Unmittelbar aus Scipios Villa schreibe ich dir dies, nachdem ich seinen Manen und ihrem Altar, den ich für das Grabmal des großen Mannes halte, meine Ehrfurcht bezeugt habe. Dass sein Geist in den Himmel, woher er kam, zurückkehrte, ist mein fester Glaube, nicht weil er große Kriegsheere befehligte (denn diese hatte auch Kambyses, jener Wüterich, der bei seiner Wut Glück hatte); sondern wegen seiner seltenen Mäßigung und treuen Gesinnung gegen das Vaterland, die sich noch bewunderungswürdiger offenbarte, da er es verließ, als da er es verteidigte. Entweder musste Scipio auf Rom oder Rom auf die Freiheit verzichten.

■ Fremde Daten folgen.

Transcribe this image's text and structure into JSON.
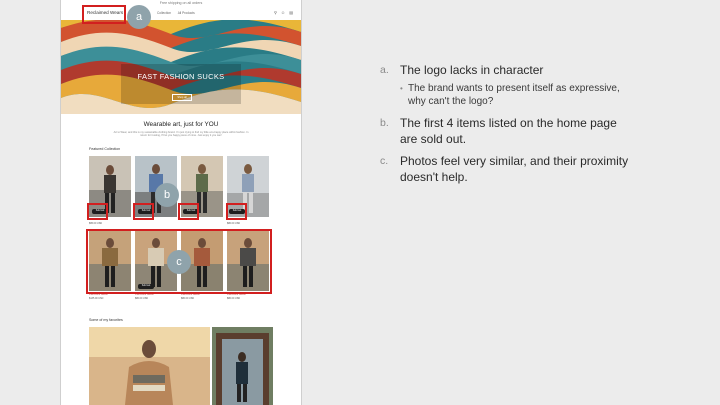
{
  "site": {
    "promo": "Free shipping on all orders",
    "logo": "Reclaimed Wears",
    "nav": [
      "Collection",
      "All Products"
    ],
    "icons": [
      "search-icon",
      "user-icon",
      "cart-icon"
    ],
    "hero": {
      "title": "FAST FASHION SUCKS",
      "button": "Shop all"
    },
    "section": {
      "heading": "Wearable art, just for YOU",
      "text": "Art to Wear, and this is my sustainable clothing brand. I'm just trying to find my little eco-happy place within fashion. In return for trusting, I'll let you happy piece of mine. Just enjoy it you can!"
    },
    "featured_label": "Featured Collection",
    "products": [
      {
        "name": "",
        "price": "$65.00 USD",
        "sold_out": true
      },
      {
        "name": "",
        "price": "",
        "sold_out": true
      },
      {
        "name": "",
        "price": "",
        "sold_out": true
      },
      {
        "name": "",
        "price": "$80.00 USD",
        "sold_out": true
      },
      {
        "name": "Patchwork Jacket",
        "price": "$135.00 USD",
        "sold_out": false
      },
      {
        "name": "Patchwork Jacket",
        "price": "$80.00 USD",
        "sold_out": true
      },
      {
        "name": "Patchwork Jacket",
        "price": "$80.00 USD",
        "sold_out": false
      },
      {
        "name": "Patchwork Jacket",
        "price": "$80.00 USD",
        "sold_out": false
      }
    ],
    "sold_out_label": "Sold out",
    "favorites_label": "Some of my favorites"
  },
  "badges": {
    "a": "a",
    "b": "b",
    "c": "c"
  },
  "notes": {
    "a_marker": "a.",
    "a_text": "The logo lacks in character",
    "a_sub": "The brand wants to present itself as expressive, why can't the logo?",
    "b_marker": "b.",
    "b_text": "The first 4 items listed on the home page are sold out.",
    "c_marker": "c.",
    "c_text": "Photos feel very similar, and their proximity doesn't help."
  },
  "colors": {
    "annotation_red": "#d21f1f",
    "badge": "#8fa3ab"
  }
}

(86,2) 'Nihil' inquit 'volo derogare legibus, nihil institutis; aequum inter omnes cives ius sit. Utere sine me beneficio meo, patria. Causa tibi libertatis fui, ero et argumentum: exeo, si plus quam tibi expedit, crevi.'
"Ich will", sagte er, "den Gesetzen und der Verfassung nichts (von ihrem Ansehen) entziehen; gleiches Recht gelte unter allen Bürgern; genieße, Vaterland, meine Verdienste ohne mich! Ich war dir der Urheber der Freiheit; ich werde dir auch der Beweis für sie sein. Ich entferne mich, wenn ich größer geworden bin, als dir erträglich ist."
(86,3) Quidni ego admirer hanc magnitudinem animi, qua in exilium voluntarium secessit et civitatem exoneravit? Eo perducta res erat, ut aut libertas Scipioni aut Scipio libertati faceret iniuriam. Neutrum fas erat; itaque locum dedit legibus et se Liternum recepit tam suum exilium rei publicae imputaturus quam Hannibalis.

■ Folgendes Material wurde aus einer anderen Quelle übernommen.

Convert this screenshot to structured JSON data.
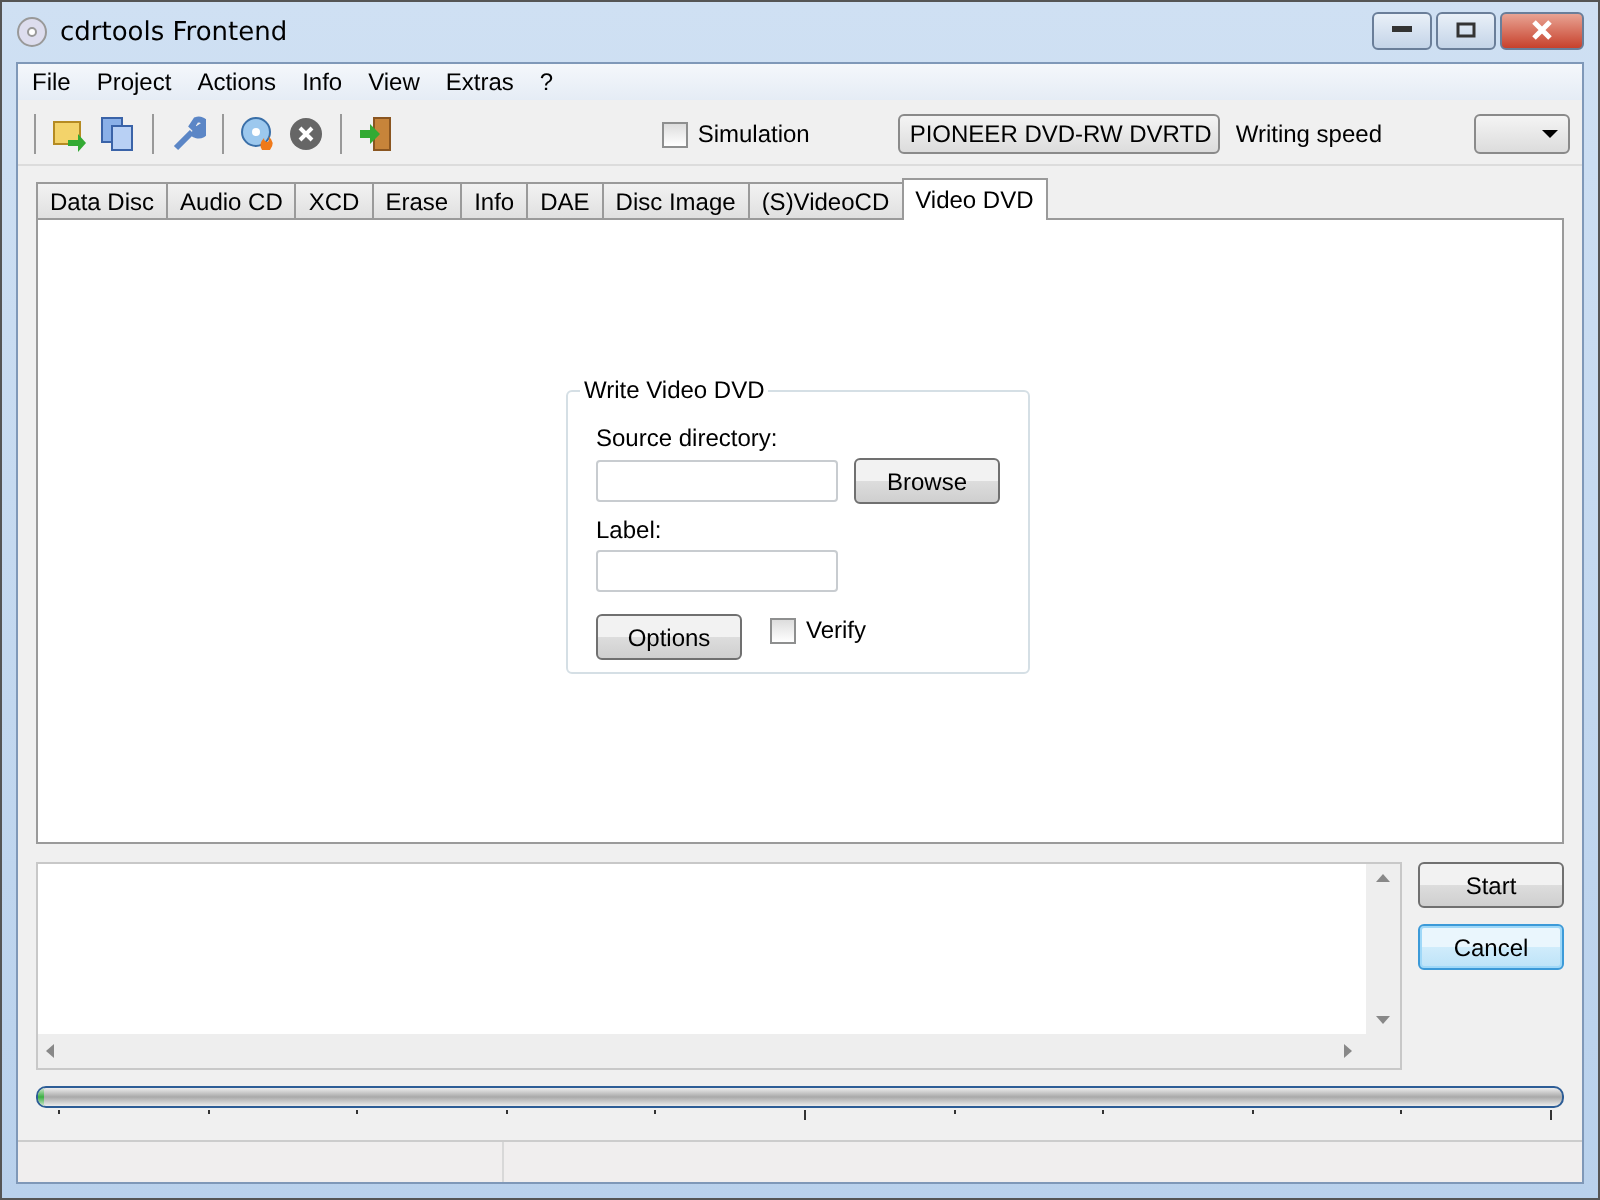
{
  "window": {
    "title": "cdrtools Frontend"
  },
  "menu": [
    "File",
    "Project",
    "Actions",
    "Info",
    "View",
    "Extras",
    "?"
  ],
  "toolbar": {
    "simulation": {
      "label": "Simulation",
      "checked": false
    },
    "drive": {
      "value": "PIONEER DVD-RW DVRTD"
    },
    "speed_label": "Writing speed"
  },
  "tabs": [
    {
      "label": "Data Disc",
      "selected": false
    },
    {
      "label": "Audio CD",
      "selected": false
    },
    {
      "label": "XCD",
      "selected": false
    },
    {
      "label": "Erase",
      "selected": false
    },
    {
      "label": "Info",
      "selected": false
    },
    {
      "label": "DAE",
      "selected": false
    },
    {
      "label": "Disc Image",
      "selected": false
    },
    {
      "label": "(S)VideoCD",
      "selected": false
    },
    {
      "label": "Video DVD",
      "selected": true
    }
  ],
  "group": {
    "title": "Write Video DVD",
    "source_label": "Source directory:",
    "browse": "Browse",
    "label_label": "Label:",
    "options": "Options",
    "verify": {
      "label": "Verify",
      "checked": false
    }
  },
  "buttons": [
    "Start",
    "Cancel"
  ],
  "progress": {
    "level": 0
  }
}
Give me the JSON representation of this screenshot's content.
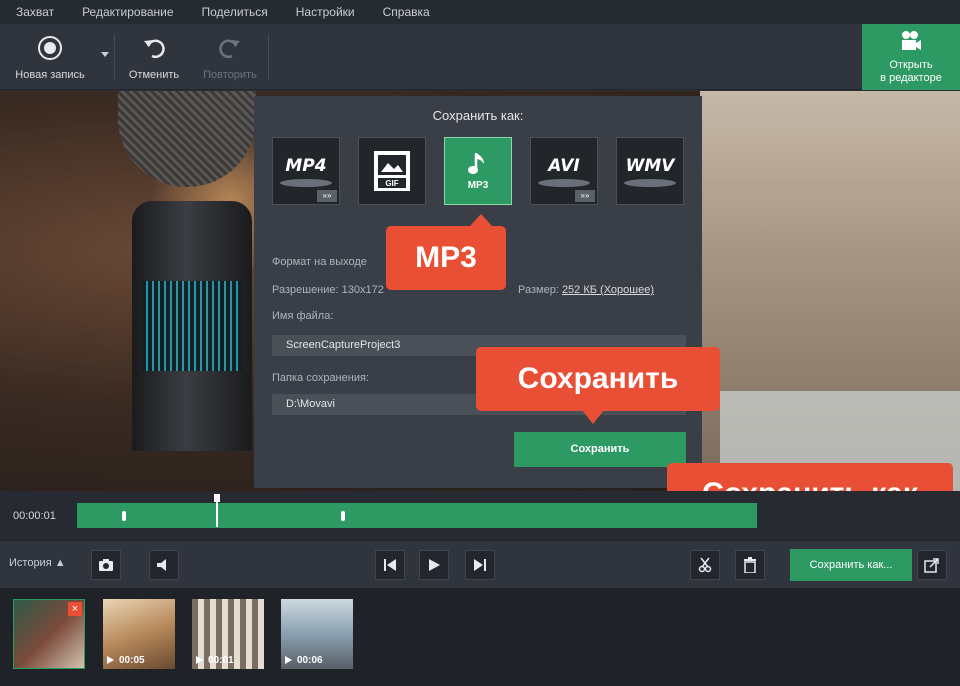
{
  "menu": [
    "Захват",
    "Редактирование",
    "Поделиться",
    "Настройки",
    "Справка"
  ],
  "toolbar": {
    "new_record": "Новая запись",
    "undo": "Отменить",
    "redo": "Повторить",
    "open_editor_line1": "Открыть",
    "open_editor_line2": "в редакторе"
  },
  "dialog": {
    "title": "Сохранить как:",
    "formats": [
      {
        "label": "MP4",
        "selected": false
      },
      {
        "label": "GIF",
        "selected": false
      },
      {
        "label": "MP3",
        "selected": true
      },
      {
        "label": "AVI",
        "selected": false
      },
      {
        "label": "WMV",
        "selected": false
      }
    ],
    "output_format_label": "Формат на выходе",
    "resolution_label": "Разрешение:",
    "resolution_value": "130x172",
    "size_label": "Размер:",
    "size_value": "252 КБ (Хорошее)",
    "filename_label": "Имя файла:",
    "filename_value": "ScreenCaptureProject3",
    "folder_label": "Папка сохранения:",
    "folder_value": "D:\\Movavi",
    "save_button": "Сохранить"
  },
  "callouts": {
    "mp3": "MP3",
    "save": "Сохранить",
    "save_as": "Сохранить как"
  },
  "timeline": {
    "time": "00:00:01"
  },
  "controls": {
    "history": "История",
    "save_as_button": "Сохранить как..."
  },
  "thumbnails": [
    {
      "duration": ""
    },
    {
      "duration": "00:05"
    },
    {
      "duration": "00:01"
    },
    {
      "duration": "00:06"
    }
  ],
  "colors": {
    "accent": "#2e9a63",
    "callout": "#e94f34"
  }
}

Wie sollte ich diese Seelengröße nicht bewundern, mit der er freiwillig in die Verbannung ging und den Staat (von Besorgnis) befreite? Es war dahin gekommen, dass die Freiheit den Scipio oder Scipio die Freiheit beeinträchtigte. Keines von beiden sollte geschehen: und so räumte er den Gesetzen das Feld und zog sich nach Liternum zurück, um, wie Hannibal mit seiner Verbannung dem Vaterland ein Opfer zu bringen.

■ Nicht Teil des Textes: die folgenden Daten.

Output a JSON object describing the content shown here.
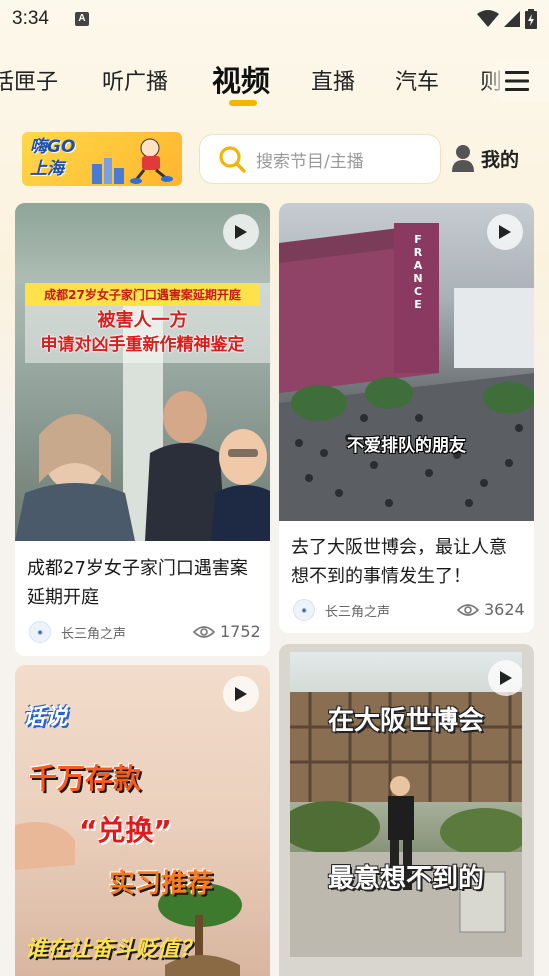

(86,4) Vidi villam extructam lapide quadrato, murum circumdatum silvae, turres quoque in propugnaculum villae utrimque subrectas, cisternam aedificiis ac viridibus subditam, quae sufficere in usum vel exercitus posset, balneolum angustum, tenebricosum ex consuetudine antiqua: non videbatur maioribus nostris caldum nisi obscurum.
Ich habe seine aus Quadersteinen gebaute Villa gesehen; sie ist zusammen mit einem kleinen Wald von einer Mauer umschlossenen; Türme erheben sich als ein Bollwerke zu beiden Seiten. Unterhalb des Gebäudes und der Parkanlagen befindet sich ein Wasserbehälter, geräumig genug, um ein ganzes Kriegsheer zu versorgen. Der Baderaum ist, nach alter Art, klein, eng und dunkel: unsere Alten meinten, ein Bad wäre nicht warm, wenn es nicht dunkel wäre.
(86,5) Magna ergo me voluptas subiit contemplantem mores Scipionis ac nostros: in hoc angulo ille 'Carthaginis horror', cui Roma debet, quod tantum semel capta est, abluebat corpus laboribus rusticis fessum. Exercebat enim opere se terramque, ut mos fuit priscis, ipse subigebat. Sub hoc ille tecto tam sordido stetit, hoc illum pavimentum tam vile sustinuit: at nunc quis est, qui sic lavari sustineat?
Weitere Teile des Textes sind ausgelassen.